A group of taxi drivers has joined a spontaneous protest in central Moscow after one of their colleagues announced a hunger strike over poor working conditions and low wages, as anger among drivers mounts against taxi aggregators.

Earlier this year, taxi drivers set off a smoke bomb outside the office of the Yandex.Taxi aggregator in Moscow and distributed leaflets calling the company “bloodsuckers” in a protest against the company’s rising commission fees.

A taxi driver who launched the protest with a 5-day hunger strike from his parked car in central Moscow last Friday has been hospitalized after falling ill, the news website reported Monday. 

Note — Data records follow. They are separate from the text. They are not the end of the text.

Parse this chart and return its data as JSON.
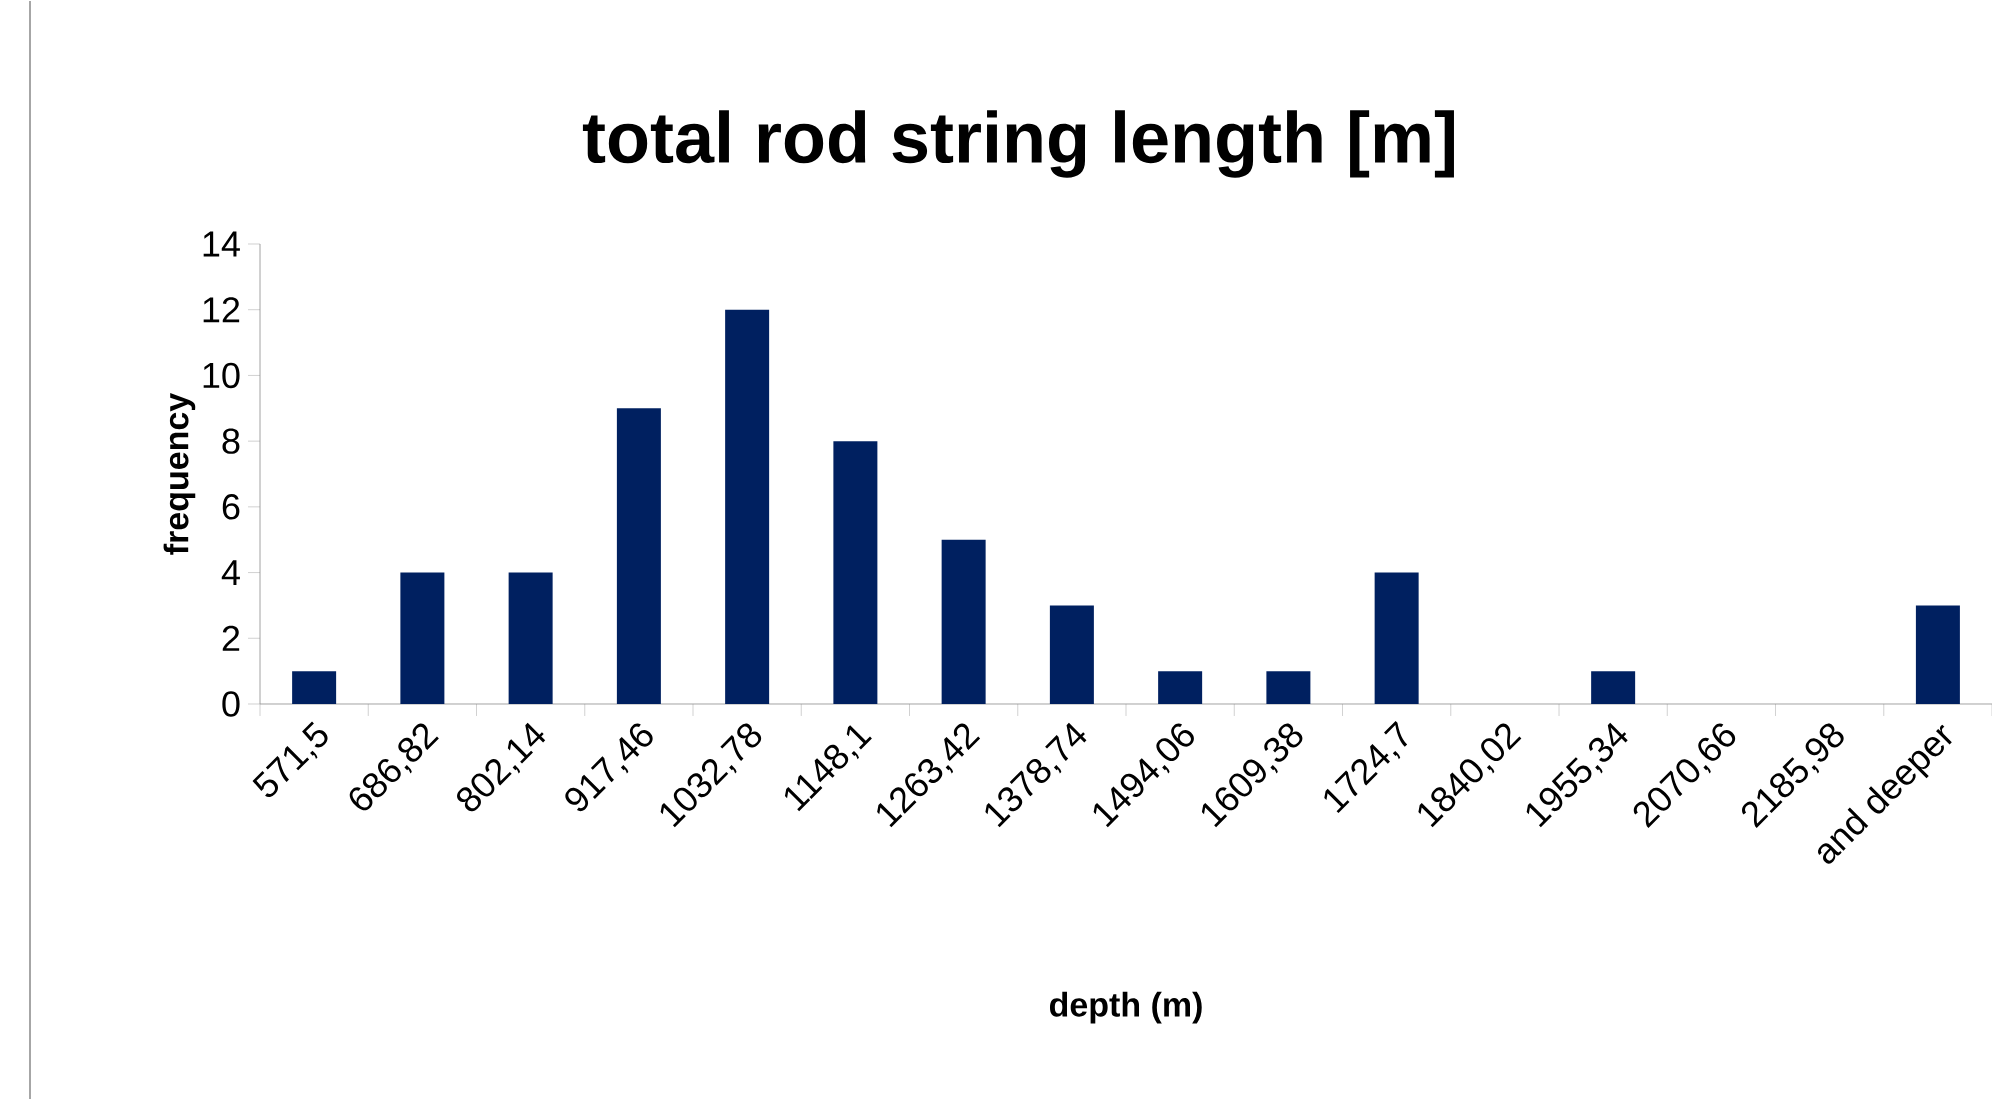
{
  "chart_data": {
    "type": "bar",
    "title": "total rod string length [m]",
    "xlabel": "depth (m)",
    "ylabel": "frequency",
    "categories": [
      "571,5",
      "686,82",
      "802,14",
      "917,46",
      "1032,78",
      "1148,1",
      "1263,42",
      "1378,74",
      "1494,06",
      "1609,38",
      "1724,7",
      "1840,02",
      "1955,34",
      "2070,66",
      "2185,98",
      "and deeper"
    ],
    "values": [
      1,
      4,
      4,
      9,
      12,
      8,
      5,
      3,
      1,
      1,
      4,
      0,
      1,
      0,
      0,
      3
    ],
    "color": "#002060",
    "ylim": [
      0,
      14
    ],
    "yticks": [
      0,
      2,
      4,
      6,
      8,
      10,
      12,
      14
    ],
    "grid": false
  }
}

“I am not a killer. I am not going to work for 12-14 hours in a row, because it is not safe,” the driver, who said his name was Roman, was quoted as saying by the news outlet on Monday, hours before reportedly being taken away in an ambulance.

“Doctors say that a driver who works for more than 10 hours in a row poses the same [danger] as a drunk driver,” he added. 

Ten of his colleagues who reportedly parked their cars to join the protest on the busy Nikitsky Boulevard were detained, reported. 

Andrei Titov, the head of a local association of taxi drivers, told the outlet that drivers have long been unhappy over the deterioration of working conditions.

“Drivers’ strikes have already taken place every year, with zero results,” he was cited as saying.

“No one sees them or hears them,” he added. 

Russia’s largest taxi aggregator, Yandex.Taxi, merged with Uber last year, which brought the company an estimated monthly revenue of $131 million in Russia and five of its neighbors.